LookupUtil.getAvailabilityManager().scheduleAvailabilityDurationCheck(cacheElement,resource, startTime );

 3. AvailabilityManagerLocal.java, AvailabilityManagerBean.java:
 - add a new parameter durationStartTime and provide the value to the Job in
 the infoMap

 public void scheduleAvailabilityDurationCheck(AvailabilityDurationCacheElement
 cacheElement, Resource resource, long durationStartTime );

 infoMap.put(AlertAvailabilityDurationJob.DATAMAP_DURATION_START_TIME,
 String.valueOf(durationStartTime)); // in ms

 4. AlertAvailabilityDurationJob.java:

 - use the provided duration start time

 long durationStart = Long.valueOf(infoMap.get(DATAMAP_DURATION_START_TIME));
 // in ms
 long durationEnd = durationStart + duration * 1000;

 criteria.addFilterInterval(durationStart + 1, durationEnd - 1); // reduce by
 1 ms to fake exclusive an interval filter.

Comment 1 Costel C 2014-05-19 15:21:00 UTC

*** Bug 1099112 has been marked as a duplicate of this bug. ***

Comment 2 Jay Shaughnessy 2014-05-20 16:18:46 UTC

I agree with the analysis.  Although we require clock-sync between agents and servers, the sync is not expected to be perfect, just relatively close.  So, the typical agent, which is not co-located with the server, would likely have some clock delta respective to the server.

I also agree with the proposed solution, which is the same as what I came up with independently.  Although I didn't initially consider the +1/-1 boundary changes on the search, I think that's also good.  

So, excellent analysis Costel. Thanks!

Although I understand your thinking regarding the STAYS NOT UP semantics, I actually think it's working as expected.  NOT UP is intended to represent *an avail type* in the set of {DOWN, UNKNOWN, DISABLED} and the "STAYS" is intended to mean that that avail type does not change during the given interval.  It's not the intent that avail changes between types in the set are covered in an umbrella fashion.  Actually, a change from say, DOWN to UNKNOWN should invalidate the first duration check (DOWN) from firing, and initiate a second duration check for the UNKNOWN change (I think).
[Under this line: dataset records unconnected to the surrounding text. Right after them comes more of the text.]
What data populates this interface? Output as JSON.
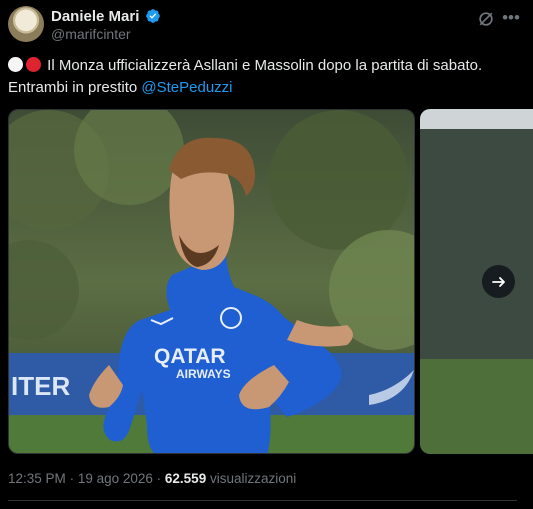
{
  "author": {
    "name": "Daniele Mari",
    "handle": "@marifcinter"
  },
  "tweet": {
    "text_part1": "Il Monza ufficializzerà Asllani e Massolin dopo la partita di sabato.",
    "text_part2": "Entrambi in prestito",
    "mention": "@StePeduzzi"
  },
  "media": {
    "jersey_sponsor_line1": "QATAR",
    "jersey_sponsor_line2": "AIRWAYS",
    "banner_text": "ITER"
  },
  "meta": {
    "time": "12:35 PM",
    "date": "19 ago 2026",
    "views_count": "62.559",
    "views_label": "visualizzazioni"
  },
  "icons": {
    "verified": "verified-badge-icon",
    "grok": "grok-icon",
    "more": "more-icon",
    "next": "arrow-right-icon"
  },
  "colors": {
    "background": "#000000",
    "text": "#e7e9ea",
    "secondary": "#71767b",
    "accent": "#1d9bf0",
    "jersey": "#1f5fd1"
  }
}
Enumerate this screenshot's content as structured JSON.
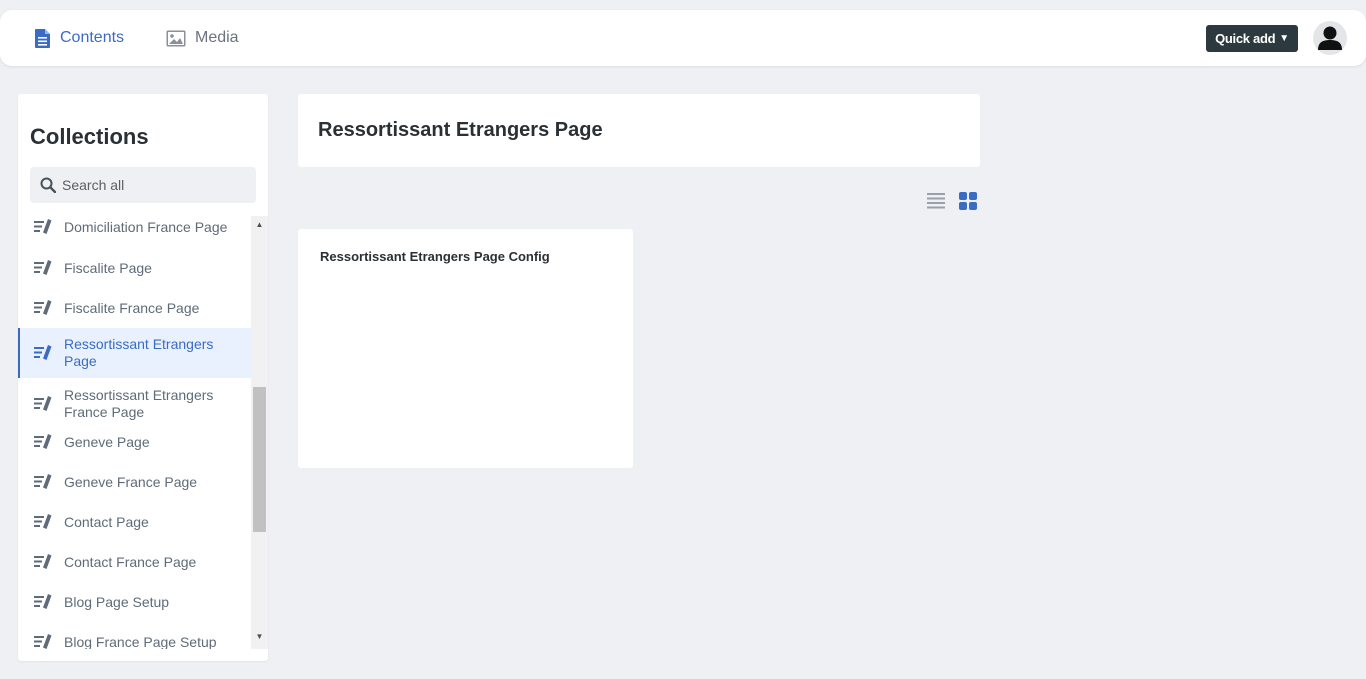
{
  "nav": {
    "contents_label": "Contents",
    "media_label": "Media",
    "quick_add_label": "Quick add"
  },
  "sidebar": {
    "title": "Collections",
    "search_placeholder": "Search all",
    "items": [
      {
        "label": "Domiciliation France Page",
        "active": false
      },
      {
        "label": "Fiscalite Page",
        "active": false
      },
      {
        "label": "Fiscalite France Page",
        "active": false
      },
      {
        "label": "Ressortissant Etrangers Page",
        "active": true
      },
      {
        "label": "Ressortissant Etrangers France Page",
        "active": false
      },
      {
        "label": "Geneve Page",
        "active": false
      },
      {
        "label": "Geneve France Page",
        "active": false
      },
      {
        "label": "Contact Page",
        "active": false
      },
      {
        "label": "Contact France Page",
        "active": false
      },
      {
        "label": "Blog Page Setup",
        "active": false
      },
      {
        "label": "Blog France Page Setup",
        "active": false
      }
    ]
  },
  "main": {
    "title": "Ressortissant Etrangers Page",
    "active_view": "grid",
    "cards": [
      {
        "title": "Ressortissant Etrangers Page Config"
      }
    ]
  },
  "colors": {
    "accent": "#3a6cc4",
    "background": "#eef0f4",
    "quick_add_bg": "#2c3a40",
    "active_item_bg": "#e8f1fd"
  }
}
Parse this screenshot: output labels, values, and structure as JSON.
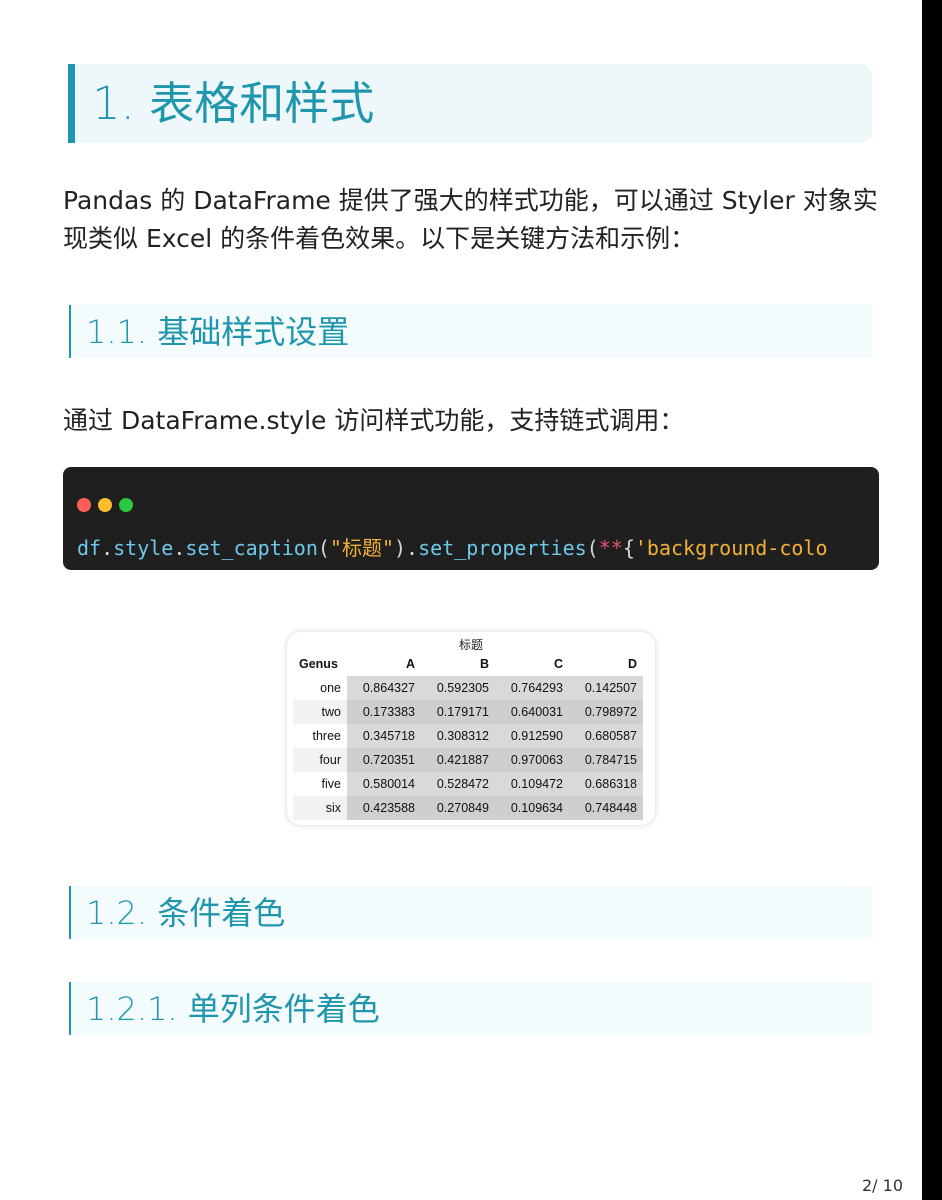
{
  "heading1": "1. 表格和样式",
  "intro": "Pandas 的 DataFrame 提供了强大的样式功能，可以通过 Styler 对象实现类似 Excel 的条件着色效果。以下是关键方法和示例：",
  "heading2_basic": "1.1. 基础样式设置",
  "basic_text": "通过 DataFrame.style 访问样式功能，支持链式调用：",
  "code": {
    "tokens": [
      {
        "t": "df",
        "c": "fn"
      },
      {
        "t": ".",
        "c": "pn"
      },
      {
        "t": "style",
        "c": "fn"
      },
      {
        "t": ".",
        "c": "pn"
      },
      {
        "t": "set_caption",
        "c": "fn"
      },
      {
        "t": "(",
        "c": "pn"
      },
      {
        "t": "\"标题\"",
        "c": "st"
      },
      {
        "t": ")",
        "c": "pn"
      },
      {
        "t": ".",
        "c": "pn"
      },
      {
        "t": "set_properties",
        "c": "fn"
      },
      {
        "t": "(",
        "c": "pn"
      },
      {
        "t": "**",
        "c": "op"
      },
      {
        "t": "{",
        "c": "pn"
      },
      {
        "t": "'background-colo",
        "c": "st"
      }
    ],
    "window_dots": [
      "#ff5f57",
      "#febc2e",
      "#28c840"
    ]
  },
  "table": {
    "caption": "标题",
    "index_name": "Genus",
    "columns": [
      "A",
      "B",
      "C",
      "D"
    ],
    "rows": [
      {
        "index": "one",
        "values": [
          "0.864327",
          "0.592305",
          "0.764293",
          "0.142507"
        ]
      },
      {
        "index": "two",
        "values": [
          "0.173383",
          "0.179171",
          "0.640031",
          "0.798972"
        ]
      },
      {
        "index": "three",
        "values": [
          "0.345718",
          "0.308312",
          "0.912590",
          "0.680587"
        ]
      },
      {
        "index": "four",
        "values": [
          "0.720351",
          "0.421887",
          "0.970063",
          "0.784715"
        ]
      },
      {
        "index": "five",
        "values": [
          "0.580014",
          "0.528472",
          "0.109472",
          "0.686318"
        ]
      },
      {
        "index": "six",
        "values": [
          "0.423588",
          "0.270849",
          "0.109634",
          "0.748448"
        ]
      }
    ]
  },
  "heading2_cond": "1.2. 条件着色",
  "heading3_single": "1.2.1. 单列条件着色",
  "page_number": "2/ 10",
  "colors": {
    "accent": "#1f96ad",
    "code_bg": "#1f1f1f"
  }
}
Does the current behavior actually affect you negatively or is this an observation?

Working the fix now...

Comment 3 Jay Shaughnessy 2014-05-21 17:56:50 UTC

Applying changes to master, setting author to Costel since the implemented solution was his suggestion:

commit 2a1ec4b4c201367c62e6bd305251a4d2d1ef032a
Author: Costel Cosman <costelcsmn>
Date:   Wed May 21 13:45:27 2014 -0400

Make sure the query for availability changes uses a duration adjusted for
the agent time, not the server time.  This is done by now storing the agent
avail change startTime in the timer's jobInfo for the duration check job.

notes
- these duration check jobs do not survive server restarts, so we can assume
  the job's infoMaps will always have the new startTime set.

Comment 4 Jay Shaughnessy 2014-05-23 19:01:34 UTC

Sorry, that was a local commit hash above, master commit should be:

commit 46e40a32a4ea2101559d7398109564fff1fc3db1
Author: Costel Cosman <costelcsmn>
Date:   Wed May 21 13:45:27 2014 -0400

Comment 5 Costel C 2014-06-30 16:52:25 UTC

Hi Jay, 

Sorry for my delayed answer.

Regarding STAYS NOT UP, it was an observation but it could affect negatively in the future.

From my understanding:
   STAYS DOWN means its remains in the DOWN state 
   STAYS NOT UP means it remains in the NOT UP state.
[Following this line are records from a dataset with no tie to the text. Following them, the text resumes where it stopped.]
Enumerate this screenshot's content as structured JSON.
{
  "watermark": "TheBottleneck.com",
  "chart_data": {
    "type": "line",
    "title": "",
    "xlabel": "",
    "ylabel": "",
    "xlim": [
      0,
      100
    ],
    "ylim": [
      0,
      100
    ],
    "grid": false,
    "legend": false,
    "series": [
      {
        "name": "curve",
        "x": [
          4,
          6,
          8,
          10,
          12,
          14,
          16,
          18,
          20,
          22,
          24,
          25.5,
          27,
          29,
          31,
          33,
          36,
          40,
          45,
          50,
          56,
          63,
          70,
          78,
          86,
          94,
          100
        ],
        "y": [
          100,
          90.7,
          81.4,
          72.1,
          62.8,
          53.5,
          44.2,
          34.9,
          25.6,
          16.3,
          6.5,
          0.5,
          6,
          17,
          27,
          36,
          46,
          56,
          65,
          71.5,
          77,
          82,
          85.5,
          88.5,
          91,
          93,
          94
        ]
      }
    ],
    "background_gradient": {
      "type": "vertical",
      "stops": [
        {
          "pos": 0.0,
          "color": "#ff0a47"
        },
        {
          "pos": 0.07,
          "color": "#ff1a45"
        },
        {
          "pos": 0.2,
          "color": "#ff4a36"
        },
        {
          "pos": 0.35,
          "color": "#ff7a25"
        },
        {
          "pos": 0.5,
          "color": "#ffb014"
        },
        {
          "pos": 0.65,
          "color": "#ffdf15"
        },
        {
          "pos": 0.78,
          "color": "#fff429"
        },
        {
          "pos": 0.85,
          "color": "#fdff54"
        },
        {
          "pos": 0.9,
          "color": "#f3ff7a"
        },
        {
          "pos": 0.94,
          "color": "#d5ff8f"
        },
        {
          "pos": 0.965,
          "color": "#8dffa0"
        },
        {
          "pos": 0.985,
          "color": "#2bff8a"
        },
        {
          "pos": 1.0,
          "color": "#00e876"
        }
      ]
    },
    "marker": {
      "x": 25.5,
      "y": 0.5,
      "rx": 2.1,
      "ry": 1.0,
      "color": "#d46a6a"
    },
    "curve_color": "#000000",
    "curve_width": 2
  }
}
Otherwise I don't see any reason to keep both STAYS DOWN and STAYS NOT UP.
(You explained that an UNKNOWN invalidates a previous DOWN, which is exactly the behavior of STAYS DOWN)
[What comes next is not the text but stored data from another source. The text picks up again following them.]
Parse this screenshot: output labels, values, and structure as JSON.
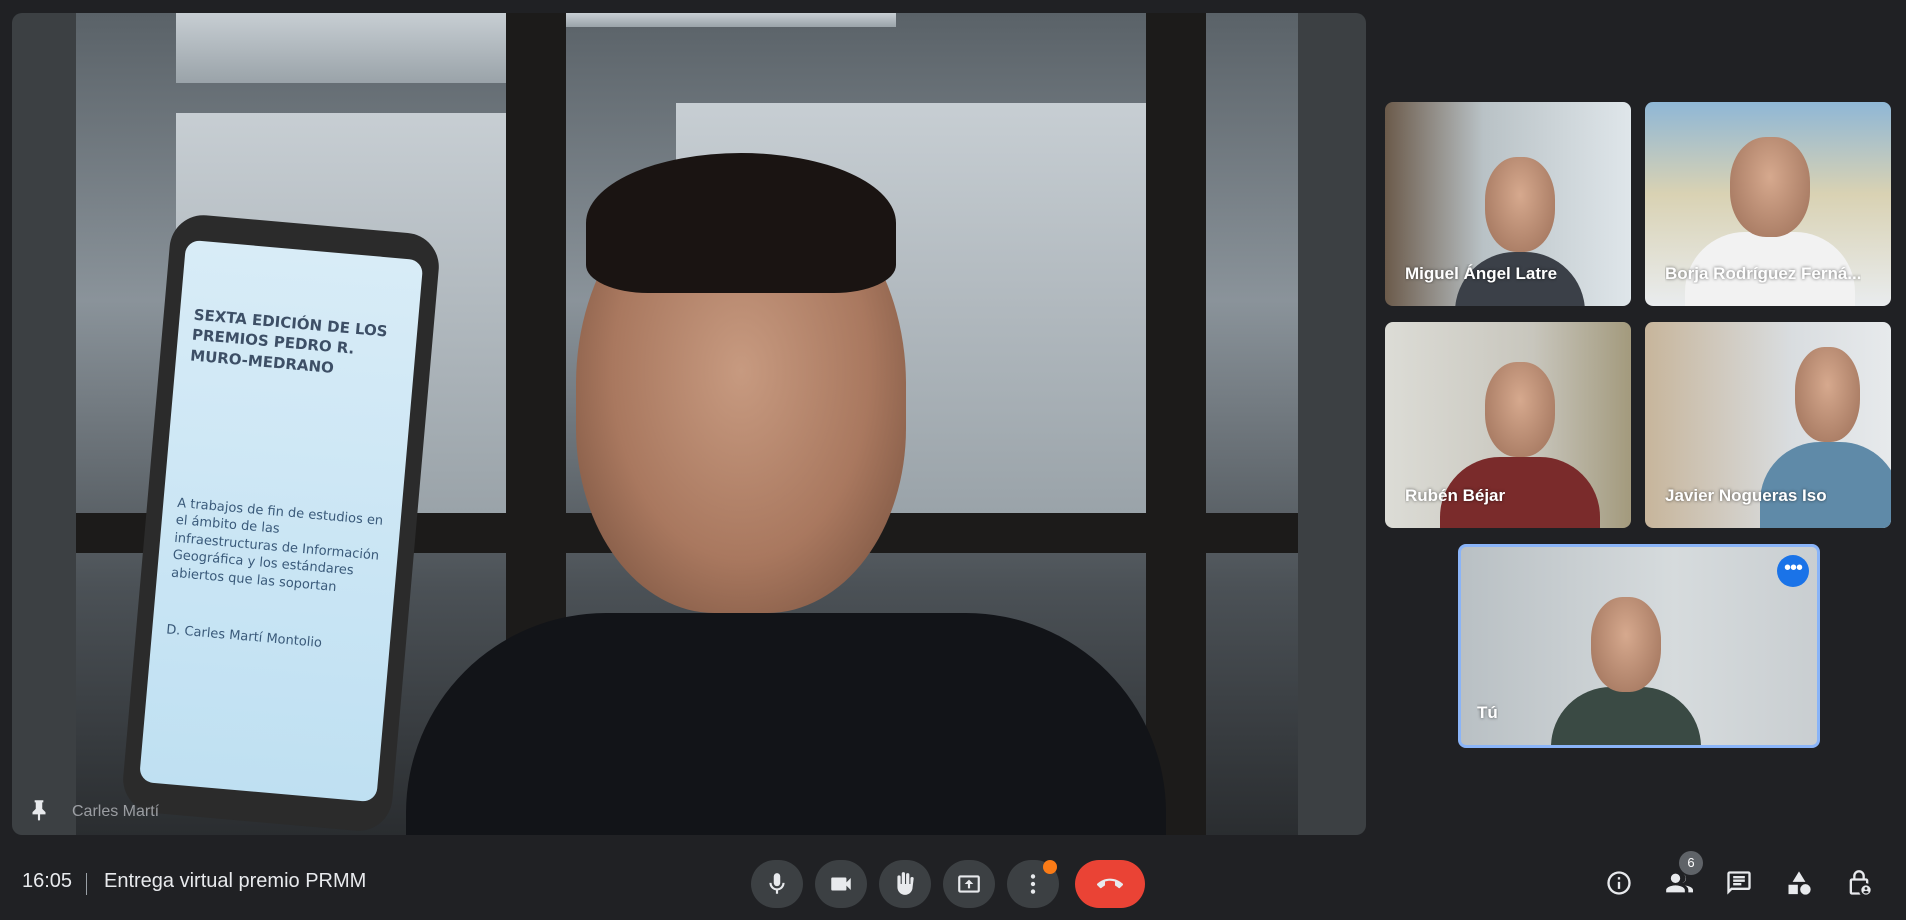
{
  "main_video": {
    "speaker_name": "Carles Martí",
    "phone_screen": {
      "heading": "SEXTA EDICIÓN DE LOS PREMIOS PEDRO R. MURO-MEDRANO",
      "body": "A trabajos de fin de estudios en el ámbito de las infraestructuras de Información Geográfica y los estándares abiertos que las soportan",
      "author": "D. Carles Martí Montolio"
    }
  },
  "participants": [
    {
      "name": "Miguel Ángel Latre"
    },
    {
      "name": "Borja Rodríguez Ferná..."
    },
    {
      "name": "Rubén Béjar"
    },
    {
      "name": "Javier Nogueras Iso"
    }
  ],
  "self_tile": {
    "name": "Tú",
    "more_label": "•••"
  },
  "bottom_bar": {
    "time": "16:05",
    "meeting_title": "Entrega virtual premio PRMM",
    "participant_count": "6"
  },
  "icons": {
    "mic": "mic-icon",
    "camera": "camera-icon",
    "raise_hand": "hand-icon",
    "present": "present-icon",
    "more": "more-vert-icon",
    "end_call": "end-call-icon",
    "info": "info-icon",
    "people": "people-icon",
    "chat": "chat-icon",
    "activities": "activities-icon",
    "host_controls": "lock-person-icon"
  },
  "colors": {
    "background": "#202124",
    "end_call": "#ea4335",
    "self_border": "#8ab4f8",
    "notification": "#fa7b17"
  }
}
An use-case: I want to be alerted when the resource remains DOWN or UNKNOWN for a defined duration interval.
(If the agent is DOWN the resource is reported as UNKNOWN)


Regards,
Costel

Comment 6 Heiko W. Rupp 2014-12-15 11:36:41 UTC

Bulk close of items fixed in RHQ 4.12

If you think this is not solved, then please open a *new* BZ and link to this one.